Добавить в цитаты Настройки чтения

Страница 5 из 10



Когда Сереже было всего полторы недели, Люба, мать и Валентин – втроем – впервые купали его в ванночке. Эта ванночка, розово-выцветшая, местами белесая, осталась еще от Наташки, и вот лежала, ждала тринадцать лет, чтобы теперь в ней барахтался двоюродный Наташкин братец. Мать с Валентином пробовали приделать к ней широкие марлевые полосы, нечто вроде гамака, чтобы Сережка мог лежать в нем, и тогда, лишь придержи его руки и ноги, можно было бы купать его на весу.

Но эти полосы, этот чудный на вид гамак никак не устраивал Сережу, он колотил руками и ногами, и гамак все время съезжал то вниз, то в стороны, и пришлось мириться, купали его просто так, на руках. Мать держала его на своей широкой, сильной, почти мужской руке, другой лишь придерживая Сережу за голову, Валентин поливал водой из чайника, а Люба мыла малыша. Тесно было, непривычно, мучились, мешали друг другу и очень все переживали, как бы чего не натворить с Сережей. А он, такой маленький, размером с куклу, как-то сразу разобрался, что вода – приятная штука, замер весь, сжался и даже не плакал, а терпеливо позволял держать себя то на спине, то на животе. Позже они купали его вдвоем, а еще позже, после месяца, когда можно было пользоваться водой из-под крана, мать или Люба могли справляться с ним в одиночку, и им было странно, почти не верилось, что совсем недавно такое казалось невозможным делом (мать отвыкла, подзабыла, а Люба просто не умела). В первый раз, когда Сережа раскраснелся, распарился, а потом, тепло укутанный, жадно сосал грудь, а еще позже сладко спал в кроватке, он показался им тотчас повзрослевшим, выросшим, это было чем-то новым в его существовании – купание, и, как всякая веха в жизни, событие это казалось им значительным, чуть ли не революцией. А вскоре стало обыденным делом.

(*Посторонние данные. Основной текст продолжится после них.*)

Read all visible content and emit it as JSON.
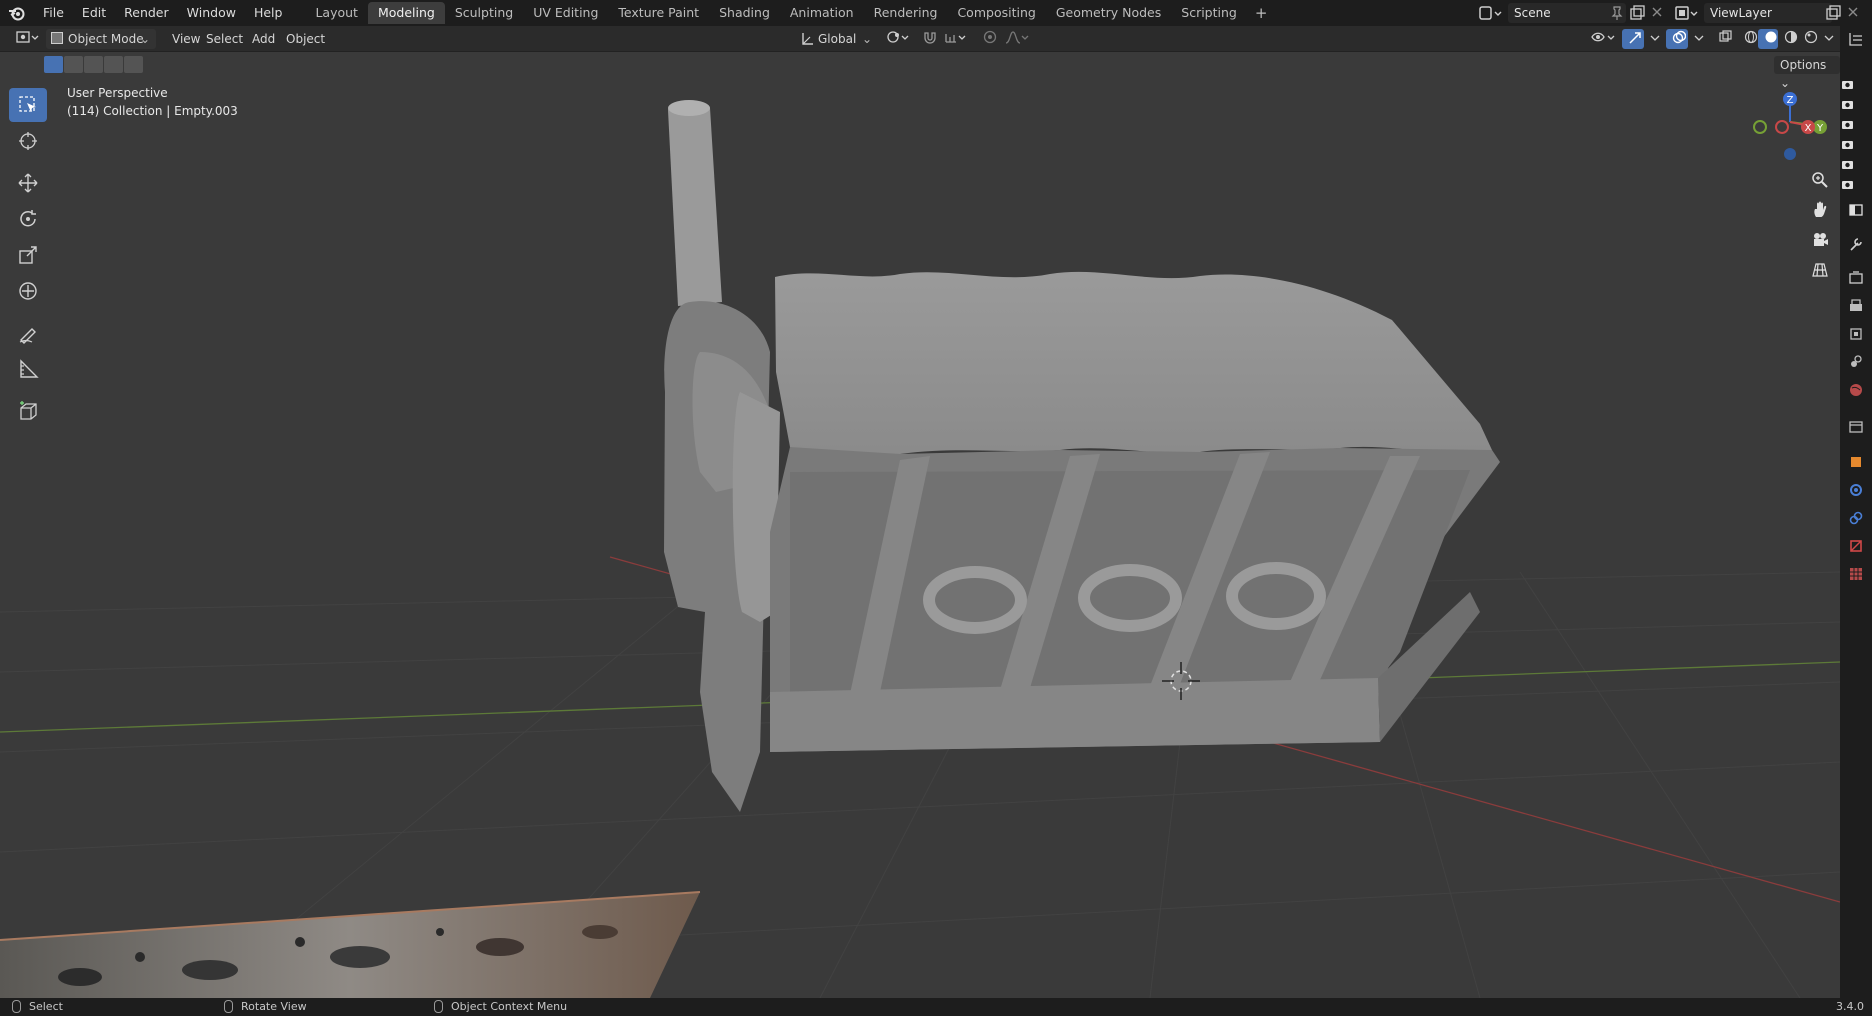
{
  "menu": [
    "File",
    "Edit",
    "Render",
    "Window",
    "Help"
  ],
  "workspaces": [
    "Layout",
    "Modeling",
    "Sculpting",
    "UV Editing",
    "Texture Paint",
    "Shading",
    "Animation",
    "Rendering",
    "Compositing",
    "Geometry Nodes",
    "Scripting"
  ],
  "active_workspace": "Modeling",
  "scene_name": "Scene",
  "view_layer": "ViewLayer",
  "header": {
    "mode": "Object Mode",
    "view": "View",
    "select": "Select",
    "add": "Add",
    "object": "Object",
    "orientation": "Global",
    "options": "Options"
  },
  "viewport": {
    "perspective": "User Perspective",
    "collection": "(114) Collection | Empty.003"
  },
  "gizmo": {
    "z": "Z",
    "x": "X",
    "y": "Y"
  },
  "status": {
    "select": "Select",
    "rotate": "Rotate View",
    "context": "Object Context Menu",
    "version": "3.4.0"
  },
  "colors": {
    "accent": "#4772b3",
    "axis_x": "#c74848",
    "axis_y": "#76a035",
    "axis_z": "#3b6fd4"
  }
}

Ссорились они тогда? Да упаси Боже! Всей семьей жили до удивления слаженно, в одном ритме, понимая друг друга без слов.

Когда Люба вынесла Сережу из ванной, они заметили что-то поразительно изменившееся в ее лице, в выражении глаз: она не то что не замечала ничего вокруг, не обращая внимания ни на мать, ни на Веронику, она как бы ушла в себя, спряталась в собственной глубине, и не горечь и отчаяние были в ее глазах, а жесткая сосредоточенность, тяжелое раздумье. С того времени Люба и плакать стала гораздо меньше, кроме особо трудных минут, которые еще будут впереди.

Наряжали Сережу все вместе, втроем. Люба была угрожающе сосредоточена в себе, но не прогоняла их, ничего не говорила.

Они положили его на стол в большой – материной – комнате, тут была своя жестокая ирония судьбы: при жизни мать никак не соглашалась, вернее, не предлагала, чтобы дочь, зять и внук заняли ее комнату, а она бы перешла в маленькую. Мать, как крепость, оберегала свое жилище, ей не хватало воздуха, особенно когда всерьез прихватывало сердце, и она не то что избегала этого разговора, наоборот, не раз говорила: какая у вас, ребята, славная, уютная, теплая комната, как вам хорошо в ней живется, Господи, и какая же она, мать, молодец, что когда-то сумела всеми правдами и неправдами обменять однокомнатную квартиру на двухкомнатную, и теперь у вас, дети, есть своя отдельная комната, если б мне такое счастье в молодые годы… И таким образом, конечно, ни Люба, ни Валентин не предлагали поменяться комнатами, им внушалась мысль, что они в определенном смысле нахлебники, и они невольно должны были принимать эту мысль. Мать продолжала жить в четырнадцати метрах, а они – втроем – в девяти, и до поры до времени никто, в общем, не придавал этому значения (так было – и все), а когда начались ссоры, а потом завязалась вражда, все это всплыло на поверхность, и много было сказано взаимных жестоких слов. Да только для чего? Все оставалось по-прежнему: права была мать, правы были дети.

И вот теперь, когда Сережа лежал на столе в материной комнате, какими жалкими, глупыми представлялись прежние семейные раздоры, какими ничтожными виделись причины разобщенности перед лицом случившегося.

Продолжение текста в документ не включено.